Wonder, it seems to me, has a sense of being blown away by something, being blown away by the night sky seen from a mountain-top, for instance, or by seeing the face of your child for the first time.
Wonder strikes us. We don’t strike wonder like we might strike gold. We stumble upon it unexpectedly. We can’t really prepare for it. Wonder catches us unawares. But possibly we can make choices that open the door to wonder. But we can only open the door. We can’t step over the threshold. There’s only so far we can go, because we’re too small, too limited, too time-bound. Wonder is our experience of something that’s bigger than we are.
A few lines of poetry may help us get the feel for what I’m trying to say, since good poetry can open the door for us.
Here are the last lines of the last poem in Mary Oliver’s Evidence:


How did it come to be
 that I am no longer young
 and the world
that keeps time

in its own way
has just been born?
I don’t have the answers
 and anyway I have become suspicious

of such questions,
and as for hope,
that tender advisement,
 even that

I’m going to leave behind.
I’m just going to put on
 my jacket, my boots,
 I’m just going to go out

to sleep
all this night
in some unnamed, flowered corner
of the pasture.

Why? Why go out to sleep all night in some unnamed, but flowered, corner of the pasture? Because that’s how she opens the window to which is beyond her. That’s how she let’s the night in, and the light, and the mystery of the world. She makes the choice to open the window, but what happens after that is not up to her. All she can do is make the choice to be receptive to what comes to find her. 
Kierkegaard said, "Above all, do not lose your desire to walk: every day I walk myself into a state of well-being and walk away from every illness; I have walked myself into my best thoughts and I know of no thought so burdensome that one can not walk away from it…"
He ‘walks’ himself into a state of wellbeing. He walks, not thinks, not works, not argues, but walks. He walks, and like Oliver, he lets the world find him and soothe him.
The poet Wallace Stevens wrote, “Perhaps the truth depends on a walk around the lake.”
We create ourselves by our choices. But our choices take place in a great mysterious world. Kierkegaard said we are here on sealed orders. There is only so much we can know about who we are, why we are, and where we are. To some degree, we make our choices in the dark. We are limited in what we can know and imagine. We are surrounded by things greater than we’ll ever be.
The poet Rainer Maria Rilke wrote in The Man Watching   

What we choose to fight is so tiny!
What fights with us is so great!

What is extraordinary and eternal
does not want to be bent by us.

            So, go live your life.
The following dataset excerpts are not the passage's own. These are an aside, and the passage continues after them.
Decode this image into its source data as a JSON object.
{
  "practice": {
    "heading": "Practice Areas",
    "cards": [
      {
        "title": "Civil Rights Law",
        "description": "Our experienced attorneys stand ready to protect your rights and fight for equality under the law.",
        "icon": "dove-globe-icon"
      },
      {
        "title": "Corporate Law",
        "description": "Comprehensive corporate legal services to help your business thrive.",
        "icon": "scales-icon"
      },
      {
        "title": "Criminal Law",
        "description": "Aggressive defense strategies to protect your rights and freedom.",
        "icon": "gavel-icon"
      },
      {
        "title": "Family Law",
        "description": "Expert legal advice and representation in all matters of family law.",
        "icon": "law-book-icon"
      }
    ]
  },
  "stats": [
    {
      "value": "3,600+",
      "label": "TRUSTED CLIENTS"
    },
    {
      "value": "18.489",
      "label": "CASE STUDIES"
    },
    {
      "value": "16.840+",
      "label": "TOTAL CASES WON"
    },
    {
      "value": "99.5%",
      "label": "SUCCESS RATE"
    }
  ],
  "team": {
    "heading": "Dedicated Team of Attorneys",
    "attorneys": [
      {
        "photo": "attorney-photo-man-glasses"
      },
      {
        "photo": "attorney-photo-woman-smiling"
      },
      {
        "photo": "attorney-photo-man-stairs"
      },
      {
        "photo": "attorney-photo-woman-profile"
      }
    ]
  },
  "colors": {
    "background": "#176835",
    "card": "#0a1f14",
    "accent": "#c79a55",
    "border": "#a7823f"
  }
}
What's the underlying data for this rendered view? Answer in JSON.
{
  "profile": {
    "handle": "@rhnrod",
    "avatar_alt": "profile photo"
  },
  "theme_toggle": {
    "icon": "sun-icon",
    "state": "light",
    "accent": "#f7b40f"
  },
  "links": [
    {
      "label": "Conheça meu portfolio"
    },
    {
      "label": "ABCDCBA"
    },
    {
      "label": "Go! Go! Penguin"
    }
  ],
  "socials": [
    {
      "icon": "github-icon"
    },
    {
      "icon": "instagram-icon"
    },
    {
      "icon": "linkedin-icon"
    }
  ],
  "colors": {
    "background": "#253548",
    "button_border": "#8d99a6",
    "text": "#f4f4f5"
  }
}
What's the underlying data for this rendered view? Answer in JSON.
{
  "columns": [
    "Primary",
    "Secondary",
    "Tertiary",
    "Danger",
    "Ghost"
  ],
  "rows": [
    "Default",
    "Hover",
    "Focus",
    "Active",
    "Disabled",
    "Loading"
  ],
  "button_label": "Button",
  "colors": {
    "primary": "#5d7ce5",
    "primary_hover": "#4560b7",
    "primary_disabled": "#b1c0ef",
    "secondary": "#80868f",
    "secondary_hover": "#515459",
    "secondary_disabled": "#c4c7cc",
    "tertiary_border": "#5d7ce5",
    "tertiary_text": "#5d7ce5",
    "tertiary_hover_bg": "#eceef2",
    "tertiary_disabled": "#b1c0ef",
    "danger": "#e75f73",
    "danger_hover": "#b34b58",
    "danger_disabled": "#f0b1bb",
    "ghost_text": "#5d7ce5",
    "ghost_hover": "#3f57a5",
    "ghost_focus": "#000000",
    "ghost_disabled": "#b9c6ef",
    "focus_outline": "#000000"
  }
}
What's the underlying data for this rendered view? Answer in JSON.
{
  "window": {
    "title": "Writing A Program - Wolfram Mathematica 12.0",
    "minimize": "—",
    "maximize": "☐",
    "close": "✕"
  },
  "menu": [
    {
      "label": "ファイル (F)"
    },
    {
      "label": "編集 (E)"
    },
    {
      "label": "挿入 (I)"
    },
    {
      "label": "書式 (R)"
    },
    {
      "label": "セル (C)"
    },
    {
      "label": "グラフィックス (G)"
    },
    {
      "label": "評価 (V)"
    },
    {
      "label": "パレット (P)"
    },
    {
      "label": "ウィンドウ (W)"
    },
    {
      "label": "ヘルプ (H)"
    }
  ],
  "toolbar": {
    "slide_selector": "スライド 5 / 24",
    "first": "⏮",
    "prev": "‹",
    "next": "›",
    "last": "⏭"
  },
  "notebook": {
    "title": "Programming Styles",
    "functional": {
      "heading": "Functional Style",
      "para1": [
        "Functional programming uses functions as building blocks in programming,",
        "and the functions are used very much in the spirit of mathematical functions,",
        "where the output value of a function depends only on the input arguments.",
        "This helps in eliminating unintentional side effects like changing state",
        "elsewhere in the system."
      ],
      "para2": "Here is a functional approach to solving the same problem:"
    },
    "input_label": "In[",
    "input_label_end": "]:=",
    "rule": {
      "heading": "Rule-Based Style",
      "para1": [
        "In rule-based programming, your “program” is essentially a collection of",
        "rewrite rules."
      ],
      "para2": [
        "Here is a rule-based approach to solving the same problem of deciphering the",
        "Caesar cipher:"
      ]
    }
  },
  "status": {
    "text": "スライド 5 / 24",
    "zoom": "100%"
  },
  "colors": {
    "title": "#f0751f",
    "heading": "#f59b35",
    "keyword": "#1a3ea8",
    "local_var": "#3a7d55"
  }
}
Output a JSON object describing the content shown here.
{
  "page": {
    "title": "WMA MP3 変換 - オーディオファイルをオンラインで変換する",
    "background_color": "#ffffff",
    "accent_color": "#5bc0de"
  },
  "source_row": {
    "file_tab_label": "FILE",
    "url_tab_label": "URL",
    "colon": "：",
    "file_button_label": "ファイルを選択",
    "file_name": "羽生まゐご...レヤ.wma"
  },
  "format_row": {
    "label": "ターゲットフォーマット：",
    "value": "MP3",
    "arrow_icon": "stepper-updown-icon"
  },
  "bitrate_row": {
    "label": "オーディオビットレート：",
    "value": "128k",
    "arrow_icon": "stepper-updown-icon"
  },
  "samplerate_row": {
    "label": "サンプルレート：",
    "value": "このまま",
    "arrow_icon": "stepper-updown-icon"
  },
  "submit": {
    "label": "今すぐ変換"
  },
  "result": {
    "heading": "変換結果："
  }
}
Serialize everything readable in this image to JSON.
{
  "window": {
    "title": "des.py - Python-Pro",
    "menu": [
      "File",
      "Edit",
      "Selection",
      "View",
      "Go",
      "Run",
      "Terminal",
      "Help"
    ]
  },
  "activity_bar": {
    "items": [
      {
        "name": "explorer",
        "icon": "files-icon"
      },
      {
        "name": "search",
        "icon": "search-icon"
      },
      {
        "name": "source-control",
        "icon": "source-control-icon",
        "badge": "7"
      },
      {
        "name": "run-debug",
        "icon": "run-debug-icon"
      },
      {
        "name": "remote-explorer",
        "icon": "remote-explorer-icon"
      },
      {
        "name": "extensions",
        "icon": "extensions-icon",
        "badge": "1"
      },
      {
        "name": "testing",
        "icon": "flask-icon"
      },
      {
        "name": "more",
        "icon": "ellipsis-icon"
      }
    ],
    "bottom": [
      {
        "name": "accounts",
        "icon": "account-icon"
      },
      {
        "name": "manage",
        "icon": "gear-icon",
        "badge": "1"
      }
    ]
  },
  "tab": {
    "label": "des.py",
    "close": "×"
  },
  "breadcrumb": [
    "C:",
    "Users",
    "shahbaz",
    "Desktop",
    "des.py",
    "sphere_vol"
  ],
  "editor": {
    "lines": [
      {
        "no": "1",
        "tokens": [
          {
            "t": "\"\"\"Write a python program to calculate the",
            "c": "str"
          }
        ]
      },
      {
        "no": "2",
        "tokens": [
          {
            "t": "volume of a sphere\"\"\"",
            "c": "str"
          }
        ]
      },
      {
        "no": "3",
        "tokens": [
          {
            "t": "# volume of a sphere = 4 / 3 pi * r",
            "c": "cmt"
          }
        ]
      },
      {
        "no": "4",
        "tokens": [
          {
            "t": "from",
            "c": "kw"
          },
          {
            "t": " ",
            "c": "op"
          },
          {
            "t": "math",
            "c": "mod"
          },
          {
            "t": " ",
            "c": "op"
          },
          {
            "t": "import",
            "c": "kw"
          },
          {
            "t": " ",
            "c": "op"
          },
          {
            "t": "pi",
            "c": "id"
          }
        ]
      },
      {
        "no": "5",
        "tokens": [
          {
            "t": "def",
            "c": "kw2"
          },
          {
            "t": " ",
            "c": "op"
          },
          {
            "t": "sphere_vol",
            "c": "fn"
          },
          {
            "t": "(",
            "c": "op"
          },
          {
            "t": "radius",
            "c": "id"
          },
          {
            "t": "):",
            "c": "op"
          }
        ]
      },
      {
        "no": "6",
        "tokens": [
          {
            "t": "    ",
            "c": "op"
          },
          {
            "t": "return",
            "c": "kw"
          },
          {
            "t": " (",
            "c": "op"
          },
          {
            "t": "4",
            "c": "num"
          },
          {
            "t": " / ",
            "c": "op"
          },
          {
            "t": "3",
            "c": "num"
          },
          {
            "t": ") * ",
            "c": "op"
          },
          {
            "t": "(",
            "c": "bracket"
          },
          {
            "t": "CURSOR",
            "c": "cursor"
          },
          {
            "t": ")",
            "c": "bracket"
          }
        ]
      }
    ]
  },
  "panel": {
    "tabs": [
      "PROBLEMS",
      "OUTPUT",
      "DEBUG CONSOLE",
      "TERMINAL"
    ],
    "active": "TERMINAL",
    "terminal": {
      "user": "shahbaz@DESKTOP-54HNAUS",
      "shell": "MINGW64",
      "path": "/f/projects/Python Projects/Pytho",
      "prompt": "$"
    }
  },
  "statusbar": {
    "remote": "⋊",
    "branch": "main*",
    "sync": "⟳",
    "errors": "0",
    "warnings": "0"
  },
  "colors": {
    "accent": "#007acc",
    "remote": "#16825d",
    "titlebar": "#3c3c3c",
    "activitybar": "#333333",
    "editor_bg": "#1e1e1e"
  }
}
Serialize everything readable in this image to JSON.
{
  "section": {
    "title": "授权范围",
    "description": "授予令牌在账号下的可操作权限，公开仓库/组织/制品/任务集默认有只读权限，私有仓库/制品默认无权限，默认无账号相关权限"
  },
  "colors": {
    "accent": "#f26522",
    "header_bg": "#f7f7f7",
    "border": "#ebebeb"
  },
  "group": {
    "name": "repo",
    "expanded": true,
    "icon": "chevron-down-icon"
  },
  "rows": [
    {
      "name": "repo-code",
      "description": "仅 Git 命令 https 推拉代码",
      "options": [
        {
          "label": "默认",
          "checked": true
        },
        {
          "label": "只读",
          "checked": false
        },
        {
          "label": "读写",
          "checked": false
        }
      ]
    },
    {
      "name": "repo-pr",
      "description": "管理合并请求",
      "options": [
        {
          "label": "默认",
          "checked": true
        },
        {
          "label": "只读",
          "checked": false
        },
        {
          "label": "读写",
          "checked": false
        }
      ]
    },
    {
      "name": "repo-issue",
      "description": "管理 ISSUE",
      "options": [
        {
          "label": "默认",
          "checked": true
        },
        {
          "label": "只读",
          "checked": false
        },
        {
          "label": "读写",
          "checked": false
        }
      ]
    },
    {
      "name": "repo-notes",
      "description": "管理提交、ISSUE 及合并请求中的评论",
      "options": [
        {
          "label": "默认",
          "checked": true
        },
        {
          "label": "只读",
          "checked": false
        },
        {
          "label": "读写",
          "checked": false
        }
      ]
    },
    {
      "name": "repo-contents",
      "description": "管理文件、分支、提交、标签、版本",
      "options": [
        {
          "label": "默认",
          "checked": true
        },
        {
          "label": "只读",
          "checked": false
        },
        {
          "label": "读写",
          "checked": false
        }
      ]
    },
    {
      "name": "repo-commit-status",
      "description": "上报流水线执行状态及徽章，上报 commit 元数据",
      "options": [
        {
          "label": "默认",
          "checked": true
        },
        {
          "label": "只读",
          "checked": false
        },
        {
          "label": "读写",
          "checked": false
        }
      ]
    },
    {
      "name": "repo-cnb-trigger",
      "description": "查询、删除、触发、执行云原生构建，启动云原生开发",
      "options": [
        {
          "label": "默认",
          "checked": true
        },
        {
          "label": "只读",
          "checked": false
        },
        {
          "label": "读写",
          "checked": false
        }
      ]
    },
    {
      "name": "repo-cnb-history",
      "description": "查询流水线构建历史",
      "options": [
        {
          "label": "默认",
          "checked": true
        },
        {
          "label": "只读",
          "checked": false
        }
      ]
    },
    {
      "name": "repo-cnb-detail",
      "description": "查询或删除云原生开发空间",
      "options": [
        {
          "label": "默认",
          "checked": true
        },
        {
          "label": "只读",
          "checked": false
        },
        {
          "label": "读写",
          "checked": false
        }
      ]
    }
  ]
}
Make your choices consciously with strength and conviction, but don’t make the world smaller than it is. Make the choice to let in the mystery. Every now and then make the choice to walk away from what you think you know. Go sleep, as Mary Oliver does, in the pasture.
            A few more lines from her, and I bid you adieu.
What, in the earth world,
is there not to be amazed by
and to be steadied by
and to cherish?

Oh, my dear heart,
my own dear heart,
 full of hesitations,
 questions, choice of directions,

Look at the world.
Behold the morning glory,
the meanest flower, the ragweed, the thistle.
 Look at the grass.

Namaste. (The wonder in me bows to the wonder in you.)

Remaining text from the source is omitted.